A segunda parte do romance é o minucioso e comovente diário onde Z. dá conta da travessia dolorosa desses tempos da doença (numa espécie de diálogo com a dor diante de uma parede branca que parece querer acentuar a nudez desse universo existencial), das alucinações sob o efeito da dor e da morfina, da precariedade da existência humana (em diálogos com os médicos e as freiras que o tratam), e da sua relação amorosa com uma mulher casada. Ao pensar o homem na sua solidão, ao olhar agora a vida como um naufrágio e ao ver no sacrifício a suprema derrota, Z. como que ilustra a frase com que define o abandono da música e a fugacidade da fama, “morrer para a vida e renascer para a morte”.

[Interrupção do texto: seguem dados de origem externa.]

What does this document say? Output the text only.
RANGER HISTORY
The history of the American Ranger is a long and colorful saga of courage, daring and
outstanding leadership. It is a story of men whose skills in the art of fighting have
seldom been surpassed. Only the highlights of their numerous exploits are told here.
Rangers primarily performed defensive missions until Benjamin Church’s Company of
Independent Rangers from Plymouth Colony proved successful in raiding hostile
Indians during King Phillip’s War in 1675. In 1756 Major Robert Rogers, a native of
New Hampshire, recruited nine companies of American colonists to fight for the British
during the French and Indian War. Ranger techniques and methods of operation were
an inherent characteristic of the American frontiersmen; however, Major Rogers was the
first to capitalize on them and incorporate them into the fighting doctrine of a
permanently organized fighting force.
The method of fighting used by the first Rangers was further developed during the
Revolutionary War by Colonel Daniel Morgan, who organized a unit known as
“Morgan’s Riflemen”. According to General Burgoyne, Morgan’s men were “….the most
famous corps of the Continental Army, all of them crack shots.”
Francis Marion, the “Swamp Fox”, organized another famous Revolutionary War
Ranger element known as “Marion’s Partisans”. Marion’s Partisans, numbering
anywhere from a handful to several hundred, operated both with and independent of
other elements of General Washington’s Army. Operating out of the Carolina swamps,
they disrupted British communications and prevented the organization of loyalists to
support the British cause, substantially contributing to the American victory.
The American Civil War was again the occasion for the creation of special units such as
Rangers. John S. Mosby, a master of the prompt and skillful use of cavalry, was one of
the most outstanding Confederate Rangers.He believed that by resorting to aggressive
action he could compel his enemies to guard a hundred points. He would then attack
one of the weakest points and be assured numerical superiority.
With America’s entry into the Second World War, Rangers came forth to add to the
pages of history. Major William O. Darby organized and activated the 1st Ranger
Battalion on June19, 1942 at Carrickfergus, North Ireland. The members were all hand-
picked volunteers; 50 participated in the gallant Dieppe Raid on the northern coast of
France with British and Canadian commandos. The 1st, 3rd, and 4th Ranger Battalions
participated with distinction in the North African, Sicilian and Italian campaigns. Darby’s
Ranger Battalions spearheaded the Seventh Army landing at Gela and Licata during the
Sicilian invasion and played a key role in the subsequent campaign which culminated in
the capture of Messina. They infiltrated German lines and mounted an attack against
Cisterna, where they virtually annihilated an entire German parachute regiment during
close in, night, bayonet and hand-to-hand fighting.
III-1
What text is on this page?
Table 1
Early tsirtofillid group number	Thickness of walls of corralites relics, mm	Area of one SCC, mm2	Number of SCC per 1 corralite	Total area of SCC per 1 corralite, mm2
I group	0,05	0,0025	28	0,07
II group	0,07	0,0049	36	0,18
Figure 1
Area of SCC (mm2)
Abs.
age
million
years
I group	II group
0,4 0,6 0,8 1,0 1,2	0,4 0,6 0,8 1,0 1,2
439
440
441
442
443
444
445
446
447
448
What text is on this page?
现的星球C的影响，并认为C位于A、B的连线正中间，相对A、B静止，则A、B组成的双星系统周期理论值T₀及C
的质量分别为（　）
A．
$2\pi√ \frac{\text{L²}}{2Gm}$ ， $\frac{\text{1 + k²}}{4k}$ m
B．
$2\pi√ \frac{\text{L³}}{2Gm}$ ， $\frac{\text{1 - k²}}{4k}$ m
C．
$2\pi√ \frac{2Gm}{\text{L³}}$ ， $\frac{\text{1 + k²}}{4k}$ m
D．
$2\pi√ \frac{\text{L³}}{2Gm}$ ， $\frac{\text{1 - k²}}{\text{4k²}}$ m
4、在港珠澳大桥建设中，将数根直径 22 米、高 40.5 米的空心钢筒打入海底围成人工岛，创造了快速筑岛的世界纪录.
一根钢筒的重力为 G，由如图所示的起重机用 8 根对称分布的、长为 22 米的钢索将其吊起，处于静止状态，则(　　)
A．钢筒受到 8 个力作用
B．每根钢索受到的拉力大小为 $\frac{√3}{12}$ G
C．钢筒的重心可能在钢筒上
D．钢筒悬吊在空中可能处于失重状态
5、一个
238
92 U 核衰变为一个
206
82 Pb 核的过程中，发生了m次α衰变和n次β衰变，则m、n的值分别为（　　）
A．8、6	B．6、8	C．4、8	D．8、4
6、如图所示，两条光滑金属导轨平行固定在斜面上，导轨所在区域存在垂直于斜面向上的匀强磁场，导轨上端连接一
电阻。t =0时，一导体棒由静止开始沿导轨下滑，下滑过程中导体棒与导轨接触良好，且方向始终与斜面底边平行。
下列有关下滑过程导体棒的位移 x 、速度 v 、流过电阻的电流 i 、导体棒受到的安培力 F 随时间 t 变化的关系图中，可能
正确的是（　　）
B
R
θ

Ambas as histórias parecem dialogar entre si como num jogo de espelhos: o desenlace (suicídio passional) descrito na primeira pode ser uma sugestão para a história da segunda parte do livro; a primeira como resultado de uma paixão desenfreada, sem traços de racionalidade, e a segunda como amarga consequência de uma paixão reprimida que nunca respondeu a impulsos. Ao estabelecer paralelismos entre a história de Z. e a da Europa (a acção decorre em plena guerra, a doença de Z. manifestou-se no começo dessa guerra), Sándor Márai centra-se na individualidade para tentar perceber uma dimensão maior, a de um povo: “A educação, a moral, as leis sociais, tudo isso não é suficiente para conter o ataque da paixão nos momentos cruciais? É um caminho pantanoso – pensei – e aonde chegaremos nós, os europeus, se optarmos por seguir essa senda anárquica? Essa revolta só pode ser uma forma grave de neurose.” A vida apresentada como algo inseparável da mentira, como aliás já acontecia em romances anteriores, A Ilha, Divórcio em Buda, ou As Velas Ardem Até ao Fim; a mentira que se transforma em doença.
A Irmã, romance intenso e de uma profunda delicadeza, para além de ser – como grande parte da obra de Sándor Márai (na linha de Zweig, Schnitzler, Musil ou Stuparich) – um subtil retrato de uma certa burguesia abastada e cosmopolita da Mitteleuropa (essa Europa mítica sempre à beira do abismo, herdeira cultural do colapso do Império Habsburgo), é ainda um exercício trágico e melancólico de profundidade psicológica, introspecção e reflexão.